L’entrée en vigueur des réformes en matière de contrats responsables et de complémentaire santé obligatoire (panier de soins ANI) bouscule les habitudes des employeurs. Mais ne pas se mettre en conformité avec les nouvelles règles, c’est tout simplement risquer de voir son contrat collectif retoqué par l’Urssaf. Avec des conséquences très coûteuses : taxe sur les conventions d’assurance (TSCA) à 14 % au lieu de 7 %, et cotisations patronales à la mutuelle des salariés traitées comme des avantages en nature, c’est-à-dire soumises à charges sociales Voici quelques conseils pour éviter de vous retrouver dans le collimateur dans le viseur de l’Urssaf.

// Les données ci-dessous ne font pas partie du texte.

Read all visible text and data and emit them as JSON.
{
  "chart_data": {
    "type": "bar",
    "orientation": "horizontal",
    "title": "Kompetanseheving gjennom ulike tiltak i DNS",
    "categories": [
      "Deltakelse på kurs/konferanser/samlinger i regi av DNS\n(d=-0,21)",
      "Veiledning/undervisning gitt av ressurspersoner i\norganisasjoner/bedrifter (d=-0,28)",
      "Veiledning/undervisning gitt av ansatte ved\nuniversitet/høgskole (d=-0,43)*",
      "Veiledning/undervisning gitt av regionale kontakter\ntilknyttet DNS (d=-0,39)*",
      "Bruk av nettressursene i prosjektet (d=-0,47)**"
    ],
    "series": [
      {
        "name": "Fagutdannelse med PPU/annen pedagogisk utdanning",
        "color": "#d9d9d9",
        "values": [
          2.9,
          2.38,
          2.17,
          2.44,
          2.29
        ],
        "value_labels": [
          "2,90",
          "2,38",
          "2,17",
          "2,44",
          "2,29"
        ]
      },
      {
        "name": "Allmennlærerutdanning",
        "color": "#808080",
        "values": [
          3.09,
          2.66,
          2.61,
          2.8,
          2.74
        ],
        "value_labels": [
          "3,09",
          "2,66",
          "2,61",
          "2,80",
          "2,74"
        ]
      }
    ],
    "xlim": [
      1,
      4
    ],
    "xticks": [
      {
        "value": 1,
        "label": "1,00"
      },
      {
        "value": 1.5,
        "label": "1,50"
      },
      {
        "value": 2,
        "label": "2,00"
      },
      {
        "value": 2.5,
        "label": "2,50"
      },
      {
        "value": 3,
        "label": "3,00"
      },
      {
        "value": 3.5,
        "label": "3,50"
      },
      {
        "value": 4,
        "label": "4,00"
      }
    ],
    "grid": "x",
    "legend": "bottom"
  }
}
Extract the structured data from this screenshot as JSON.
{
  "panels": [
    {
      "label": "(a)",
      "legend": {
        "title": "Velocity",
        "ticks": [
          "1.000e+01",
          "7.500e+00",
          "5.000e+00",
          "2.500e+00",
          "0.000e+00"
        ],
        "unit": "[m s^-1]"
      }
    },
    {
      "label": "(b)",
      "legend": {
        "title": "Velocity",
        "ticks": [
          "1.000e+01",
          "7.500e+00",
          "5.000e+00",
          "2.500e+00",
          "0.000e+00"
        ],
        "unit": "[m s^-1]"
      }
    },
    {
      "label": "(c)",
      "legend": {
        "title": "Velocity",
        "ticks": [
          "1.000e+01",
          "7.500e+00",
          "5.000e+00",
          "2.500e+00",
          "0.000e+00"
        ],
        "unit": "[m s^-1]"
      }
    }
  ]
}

Complémentaire santé obligatoire : 5 erreurs à ne pas faire

 

1 – N’oubliez pas de mettre en conformité votre contrat 

 

Tous les assureurs vont se mettre à la page et modifier leurs offres. On peut même imaginer qu’ils vont alerter leurs clients. Pour autant, rien n’oblige l’entreprise à revoir à la baisse les garanties de ses contrats en cours. De sorte que la mise en conformité des contrats n’a rien d’automatique. Par exemple, si votre contrat prévoit un niveau de remboursement des montures à 180 € par an et que vous souhaitez conserver cette garantie, vous devenez non conforme

 

2- N’omettez aucune mention dans la décision unilatérale sous peine de nullité

 

Nombre d’entreprises vont souscrire un contrat à minima pour répondre à la nouvelle réglementation. La plupart des PME vont adopter la procédure de décision unilatérale de l’employeur. Mais attention de ne pas oublier des mentions indispensables lors de la rédaction de ce document qui donnera le top départ du nouveau régime. Par exemple, si la participation de l’employeur n’est pas précisée, cette décision ne vaudra rien !

 

3- Avez-vous pensé à tous les cas de dispense ?

 

La complémentaire santé obligatoire ne le sera pas pour tout le monde. Certains cas de dispense sont prévus par la loi : les salariés en CDD, ou ceux dont le conjoint est couvert par une mutuelle, par exemple, pourront se soustraire à cette obligation. À condition que cette faculté soit expressément mentionnée dans la décision unilatérale. À défaut, imaginons un DRH compréhensif, qui dirait à son salarié : « on ne va pas vous obliger à cotiser pour rien alors que votre conjoint vous couvre ! » Il se retrouverait tout bonnement passible d’un sévère redressement.

 

4- Conservez les preuves que les salariés ont été informés !

 

Dans le cadre de la décision unilatérale, les employeurs doivent impérativement conserver la preuve qu’ils ont transmis aux salariés toutes les informations nécessaires lors de la mise en place du contrat. Il peut s’agir d’une simple liste d’émargement ou d’accusés de réception mail nominatifs qui pourront vous être réclamés en cas de contrôle. 

 

5- Ne vous laissez pas piéger par la période transitoire !

 

Les entreprises qui étaient dotées d’un contrat responsable, ancienne génération, signé avant le 19 novembre 2014, bénéficient, pour se mettre en conformité, d’une période transitoire jusqu’au 1er janvier 2018. Ils peuvent garder leur niveau de garantie pendant encore deux ans. Mais, attention ! Pour bénéficier de cette faveur, il ne faut plus toucher un seul cheveu du contrat sous peine de mettre fin brutalement à la transition.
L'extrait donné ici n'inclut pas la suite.